Overview of Due Diligence
- Deals Team
- Jul 12, 2023
- 2 min read
Due diligence is a process of verification, investigation, or audit of a potential deal or investment opportunity to confirm all relevant facts and financial information, and to verify anything else that was brought up during an M&A deal or investment process. Due diligence is completed before a deal closes to provide the buyer with an assurance of what they’re getting.

Importance of Due Diligence
Transactions that undergo a due diligence process offer higher chances of success. Due diligence contributes to making informed decisions by enhancing the quality of information available to decision makers.
From a buyer’s perspective
Due diligence allows the buyer to feel more comfortable that his or her expectations regarding the transaction are correct. In mergers and acquisitions (M&A), purchasing a business without doing due diligence substantially increases the risk to the purchaser.

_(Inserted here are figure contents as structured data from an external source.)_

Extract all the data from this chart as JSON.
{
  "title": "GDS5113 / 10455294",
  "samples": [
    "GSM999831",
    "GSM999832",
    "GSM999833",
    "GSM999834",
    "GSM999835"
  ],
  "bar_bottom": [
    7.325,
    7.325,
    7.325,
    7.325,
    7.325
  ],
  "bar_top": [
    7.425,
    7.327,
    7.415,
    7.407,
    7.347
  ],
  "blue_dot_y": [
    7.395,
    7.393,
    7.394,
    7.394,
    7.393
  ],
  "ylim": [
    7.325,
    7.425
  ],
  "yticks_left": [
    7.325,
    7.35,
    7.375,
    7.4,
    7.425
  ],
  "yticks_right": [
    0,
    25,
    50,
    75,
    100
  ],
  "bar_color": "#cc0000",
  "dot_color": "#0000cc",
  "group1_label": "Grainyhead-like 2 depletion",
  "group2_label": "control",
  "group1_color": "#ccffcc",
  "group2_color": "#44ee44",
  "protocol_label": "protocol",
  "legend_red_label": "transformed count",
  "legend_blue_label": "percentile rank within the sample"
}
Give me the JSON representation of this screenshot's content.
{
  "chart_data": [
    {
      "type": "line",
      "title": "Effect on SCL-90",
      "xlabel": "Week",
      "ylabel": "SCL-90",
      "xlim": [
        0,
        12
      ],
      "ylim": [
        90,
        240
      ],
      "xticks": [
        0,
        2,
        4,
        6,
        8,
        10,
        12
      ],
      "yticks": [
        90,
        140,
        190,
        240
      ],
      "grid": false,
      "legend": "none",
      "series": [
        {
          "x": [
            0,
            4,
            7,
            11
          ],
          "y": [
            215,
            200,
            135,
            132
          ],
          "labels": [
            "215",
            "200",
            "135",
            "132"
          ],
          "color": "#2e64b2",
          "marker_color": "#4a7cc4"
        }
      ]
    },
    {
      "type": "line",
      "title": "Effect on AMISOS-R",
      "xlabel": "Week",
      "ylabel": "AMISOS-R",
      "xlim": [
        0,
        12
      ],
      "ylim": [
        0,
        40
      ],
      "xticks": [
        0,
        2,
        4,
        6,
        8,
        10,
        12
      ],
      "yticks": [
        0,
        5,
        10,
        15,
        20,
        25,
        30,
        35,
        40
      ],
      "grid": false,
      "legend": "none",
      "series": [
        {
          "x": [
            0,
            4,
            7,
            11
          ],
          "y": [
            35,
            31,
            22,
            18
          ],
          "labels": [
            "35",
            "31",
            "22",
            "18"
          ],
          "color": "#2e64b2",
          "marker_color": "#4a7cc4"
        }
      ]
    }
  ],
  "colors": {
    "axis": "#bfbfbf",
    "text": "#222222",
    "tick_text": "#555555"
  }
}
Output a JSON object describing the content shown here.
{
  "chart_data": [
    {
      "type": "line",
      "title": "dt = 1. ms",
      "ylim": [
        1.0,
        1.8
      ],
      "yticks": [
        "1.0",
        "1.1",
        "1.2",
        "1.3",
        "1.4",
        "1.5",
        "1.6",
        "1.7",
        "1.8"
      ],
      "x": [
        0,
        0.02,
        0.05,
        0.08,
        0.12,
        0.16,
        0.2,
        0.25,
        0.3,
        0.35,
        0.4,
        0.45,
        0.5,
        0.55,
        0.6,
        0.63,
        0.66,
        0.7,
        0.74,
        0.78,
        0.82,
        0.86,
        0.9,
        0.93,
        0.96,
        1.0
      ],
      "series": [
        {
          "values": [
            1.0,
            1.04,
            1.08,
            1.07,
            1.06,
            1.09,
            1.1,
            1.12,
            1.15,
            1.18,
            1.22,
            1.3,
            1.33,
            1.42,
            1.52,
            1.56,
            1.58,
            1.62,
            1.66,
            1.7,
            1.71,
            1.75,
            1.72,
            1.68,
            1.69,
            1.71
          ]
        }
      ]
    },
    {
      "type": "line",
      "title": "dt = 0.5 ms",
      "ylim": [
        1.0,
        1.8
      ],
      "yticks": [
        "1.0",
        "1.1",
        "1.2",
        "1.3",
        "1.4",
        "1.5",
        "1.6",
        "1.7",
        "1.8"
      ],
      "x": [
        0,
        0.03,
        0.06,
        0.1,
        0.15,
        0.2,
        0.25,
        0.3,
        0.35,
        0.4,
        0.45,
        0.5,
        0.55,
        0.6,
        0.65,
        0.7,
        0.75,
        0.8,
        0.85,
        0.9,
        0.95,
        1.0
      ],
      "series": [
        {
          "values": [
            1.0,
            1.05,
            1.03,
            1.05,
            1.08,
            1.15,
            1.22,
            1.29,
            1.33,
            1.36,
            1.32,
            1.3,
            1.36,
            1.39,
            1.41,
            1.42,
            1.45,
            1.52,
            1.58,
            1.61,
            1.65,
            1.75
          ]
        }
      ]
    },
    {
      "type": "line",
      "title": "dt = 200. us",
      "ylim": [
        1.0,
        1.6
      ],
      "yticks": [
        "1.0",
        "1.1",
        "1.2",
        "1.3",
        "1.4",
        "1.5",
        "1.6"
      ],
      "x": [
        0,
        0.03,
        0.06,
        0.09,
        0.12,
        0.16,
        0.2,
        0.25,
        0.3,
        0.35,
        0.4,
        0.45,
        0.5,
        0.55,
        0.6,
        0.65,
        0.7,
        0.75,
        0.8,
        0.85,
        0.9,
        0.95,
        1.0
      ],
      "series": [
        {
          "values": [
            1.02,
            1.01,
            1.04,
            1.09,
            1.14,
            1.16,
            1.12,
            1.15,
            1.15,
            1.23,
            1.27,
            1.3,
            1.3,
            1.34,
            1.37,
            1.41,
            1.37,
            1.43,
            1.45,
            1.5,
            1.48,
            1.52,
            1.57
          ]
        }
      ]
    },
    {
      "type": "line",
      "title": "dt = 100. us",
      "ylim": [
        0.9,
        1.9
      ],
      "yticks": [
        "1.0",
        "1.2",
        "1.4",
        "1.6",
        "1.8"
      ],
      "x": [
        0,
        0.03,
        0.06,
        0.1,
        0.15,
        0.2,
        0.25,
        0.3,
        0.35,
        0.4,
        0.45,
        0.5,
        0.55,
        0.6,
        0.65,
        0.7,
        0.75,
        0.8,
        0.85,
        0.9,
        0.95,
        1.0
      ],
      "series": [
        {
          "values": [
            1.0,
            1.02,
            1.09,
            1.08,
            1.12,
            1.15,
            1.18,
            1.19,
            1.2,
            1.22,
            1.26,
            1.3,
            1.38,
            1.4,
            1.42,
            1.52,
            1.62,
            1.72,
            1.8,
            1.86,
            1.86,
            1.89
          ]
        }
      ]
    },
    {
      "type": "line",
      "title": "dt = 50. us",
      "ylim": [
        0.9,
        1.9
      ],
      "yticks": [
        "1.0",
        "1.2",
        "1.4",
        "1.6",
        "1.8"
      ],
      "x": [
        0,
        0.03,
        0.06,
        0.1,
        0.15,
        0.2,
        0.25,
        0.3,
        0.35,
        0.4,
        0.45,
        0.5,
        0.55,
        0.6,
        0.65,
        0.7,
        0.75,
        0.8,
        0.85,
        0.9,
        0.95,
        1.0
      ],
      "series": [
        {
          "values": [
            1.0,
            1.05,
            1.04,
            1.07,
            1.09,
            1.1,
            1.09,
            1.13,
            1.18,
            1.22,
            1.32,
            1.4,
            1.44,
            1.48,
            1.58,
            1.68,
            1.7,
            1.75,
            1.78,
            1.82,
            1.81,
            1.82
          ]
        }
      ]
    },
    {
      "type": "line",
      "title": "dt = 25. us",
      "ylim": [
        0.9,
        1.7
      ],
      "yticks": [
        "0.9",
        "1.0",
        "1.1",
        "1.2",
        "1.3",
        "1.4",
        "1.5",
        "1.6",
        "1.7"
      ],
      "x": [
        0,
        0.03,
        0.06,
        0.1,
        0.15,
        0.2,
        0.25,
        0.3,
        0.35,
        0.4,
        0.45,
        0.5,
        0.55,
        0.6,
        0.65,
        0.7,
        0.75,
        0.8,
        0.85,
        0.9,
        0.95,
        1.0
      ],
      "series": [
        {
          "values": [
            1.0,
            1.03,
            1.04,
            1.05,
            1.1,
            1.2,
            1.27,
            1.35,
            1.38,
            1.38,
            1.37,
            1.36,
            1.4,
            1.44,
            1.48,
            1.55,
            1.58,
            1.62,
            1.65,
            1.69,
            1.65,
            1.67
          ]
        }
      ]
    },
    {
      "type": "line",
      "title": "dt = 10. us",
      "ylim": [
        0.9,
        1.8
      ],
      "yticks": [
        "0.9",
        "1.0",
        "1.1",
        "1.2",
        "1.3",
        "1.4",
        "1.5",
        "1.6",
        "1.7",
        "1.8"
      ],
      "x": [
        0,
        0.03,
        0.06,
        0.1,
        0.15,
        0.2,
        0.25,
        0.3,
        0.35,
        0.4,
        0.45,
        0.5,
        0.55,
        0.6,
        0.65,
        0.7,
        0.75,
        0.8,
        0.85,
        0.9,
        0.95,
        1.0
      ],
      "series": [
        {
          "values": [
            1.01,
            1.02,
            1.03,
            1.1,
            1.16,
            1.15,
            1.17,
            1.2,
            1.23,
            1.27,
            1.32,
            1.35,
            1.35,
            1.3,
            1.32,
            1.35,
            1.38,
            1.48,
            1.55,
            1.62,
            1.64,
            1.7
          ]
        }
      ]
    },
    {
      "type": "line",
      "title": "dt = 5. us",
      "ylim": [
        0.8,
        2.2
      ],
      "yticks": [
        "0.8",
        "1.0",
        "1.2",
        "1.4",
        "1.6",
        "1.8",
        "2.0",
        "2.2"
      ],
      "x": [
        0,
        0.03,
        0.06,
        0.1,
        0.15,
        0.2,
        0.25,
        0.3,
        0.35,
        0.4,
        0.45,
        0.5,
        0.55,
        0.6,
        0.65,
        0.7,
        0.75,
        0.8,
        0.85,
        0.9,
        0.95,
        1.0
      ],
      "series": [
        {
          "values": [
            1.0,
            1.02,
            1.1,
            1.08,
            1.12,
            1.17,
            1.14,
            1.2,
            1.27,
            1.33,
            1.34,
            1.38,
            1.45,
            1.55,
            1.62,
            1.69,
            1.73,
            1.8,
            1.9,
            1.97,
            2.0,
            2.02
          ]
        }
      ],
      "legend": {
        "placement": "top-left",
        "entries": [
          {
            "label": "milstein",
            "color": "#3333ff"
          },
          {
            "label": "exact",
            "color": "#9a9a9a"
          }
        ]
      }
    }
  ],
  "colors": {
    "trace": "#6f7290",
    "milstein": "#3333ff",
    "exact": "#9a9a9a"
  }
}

From a seller’s perspective
Due diligence is conducted to provide the purchaser with trust. However, due diligence may also benefit the seller, as going through the rigorous financial examination may, in fact, reveal that the fair market value of the seller’s company is more than what was initially thought to be the case. Therefore, it is not uncommon for sellers to prepare due diligence reports themselves prior to potential transactions.
Reasons For Due Diligence
There are several reasons why due diligence is conducted:
To confirm and verify information that was brought up during the deal or investment process
To identify potential defects in the deal or investment opportunity and thus avoid a bad business transaction
To obtain information that would be useful in valuing the deal
To make sure that the deal or investment opportunity complies with the investment or deal criteria
Costs of Due Diligence
The costs of undergoing a due diligence process depend on the scope and duration of the effort, which depends heavily on the complexity of the target company. Costs associated with due diligence are an easily justifiable expense compared to the risks associated with failing to conduct due diligence. Parties involved in the deal determine who bears the expense of due diligence. Both buyer and seller typically pay for their own team of investment bankers, accountants, attorneys, and other consulting personnel.